In 2005, the entire album was faithfully remade by singer-songwriter and multi-instrumentalist Morgan, who also re-arranged the various excerpts of classical music (particularly from Vivaldi's Four Seasons) featured on the original album. Soon after the release of his version on CD, Morgan successfully toured Italy and Europe with it.

Cover artwork

The artwork for the original album, created by advertising designer Deanna Galletto, is a drawing of an orange box floating in a blue sky with smoke-like clouds. The box, whose front door is half-open on the main cover, is revealed on the inner gatefold to "contain" six characters, three males and three females, drawn on squared paper and unrelated to the characters in the songs, walking in an idealized Eden setting. The outer jacket does not include lyrics (which are instead featured on the inner sleeve), but contains an interview with De André conducted by Fernanda Pivano. The inner sleeve, along with the lyrics, also includes an imaginary interview with Edgar Lee Masters, compiled by Pivano from various writings by the American author.

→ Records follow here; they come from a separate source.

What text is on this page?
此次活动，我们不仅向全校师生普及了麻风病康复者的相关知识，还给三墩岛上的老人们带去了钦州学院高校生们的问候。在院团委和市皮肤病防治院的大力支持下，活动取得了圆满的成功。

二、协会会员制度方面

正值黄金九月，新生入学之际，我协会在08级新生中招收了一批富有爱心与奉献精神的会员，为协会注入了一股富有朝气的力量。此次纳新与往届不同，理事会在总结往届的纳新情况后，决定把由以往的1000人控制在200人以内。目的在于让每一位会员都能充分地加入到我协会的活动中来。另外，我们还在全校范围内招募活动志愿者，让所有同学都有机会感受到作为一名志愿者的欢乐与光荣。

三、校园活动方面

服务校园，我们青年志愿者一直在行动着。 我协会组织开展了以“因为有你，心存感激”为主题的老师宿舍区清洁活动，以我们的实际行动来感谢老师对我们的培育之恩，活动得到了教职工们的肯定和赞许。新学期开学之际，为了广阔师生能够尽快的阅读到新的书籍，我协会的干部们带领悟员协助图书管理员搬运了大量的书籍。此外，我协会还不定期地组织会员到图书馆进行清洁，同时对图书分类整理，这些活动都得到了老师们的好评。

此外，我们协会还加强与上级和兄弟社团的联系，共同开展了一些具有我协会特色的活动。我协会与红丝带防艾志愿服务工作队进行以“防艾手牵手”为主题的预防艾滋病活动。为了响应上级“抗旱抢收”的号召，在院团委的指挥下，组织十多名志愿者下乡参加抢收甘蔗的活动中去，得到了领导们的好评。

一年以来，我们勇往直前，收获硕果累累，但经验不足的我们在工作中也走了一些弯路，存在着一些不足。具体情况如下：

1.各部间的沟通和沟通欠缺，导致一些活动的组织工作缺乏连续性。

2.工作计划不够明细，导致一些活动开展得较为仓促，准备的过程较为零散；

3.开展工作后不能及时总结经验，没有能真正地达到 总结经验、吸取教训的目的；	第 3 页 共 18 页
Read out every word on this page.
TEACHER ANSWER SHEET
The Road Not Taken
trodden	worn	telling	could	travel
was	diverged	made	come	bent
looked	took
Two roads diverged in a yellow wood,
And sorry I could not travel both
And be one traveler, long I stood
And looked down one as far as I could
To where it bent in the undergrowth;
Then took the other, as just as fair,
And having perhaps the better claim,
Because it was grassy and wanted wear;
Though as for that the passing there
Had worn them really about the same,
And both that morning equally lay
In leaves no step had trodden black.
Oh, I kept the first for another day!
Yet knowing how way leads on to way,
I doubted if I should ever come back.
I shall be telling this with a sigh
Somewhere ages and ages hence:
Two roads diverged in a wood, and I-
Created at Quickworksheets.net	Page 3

The artwork for Morgan's 2005 remake, created by the design company MoltiMedia.it with contributions from Morgan himself, and referred to by the musician, in the visual (DVD) section of the album's DualDisc release, as "a deferential parody", is a photo of an actual orange wooden box, glued to the right side of an old wall in a house; the wall is painted in a sky-blue colour, with several areas of paint having fallen off to reveal a grayish tint, and puffs of white smoke rise up from below. Similarly to the original cover, the front door of the box is half-open, and another photo on the CD tray reveals the box to be a small closet full of old-fashioned medicine bottles; each bottle is labeled with a pictorial rendition of a song title and, on three bottles, the lyrics to the corresponding song, although not all labels are fully visible. The back cover is a photo of Morgan standing in a field, in the distance and with his back to the camera, seen through a two-pane window in the same sky-blue/gray old wall on the front cover, and implied to be part of the same house; Morgan is seen through the pane on the right, while the one on the left frames a bare tree.

References

  1. "Fernanda Pivano interviews Fabrizio De André", from the outer jacket of the album.
  2. De André's spoken intro to the song during a 28 November 1975 live performance; I concerti 2012 box set, CD 2, track 10.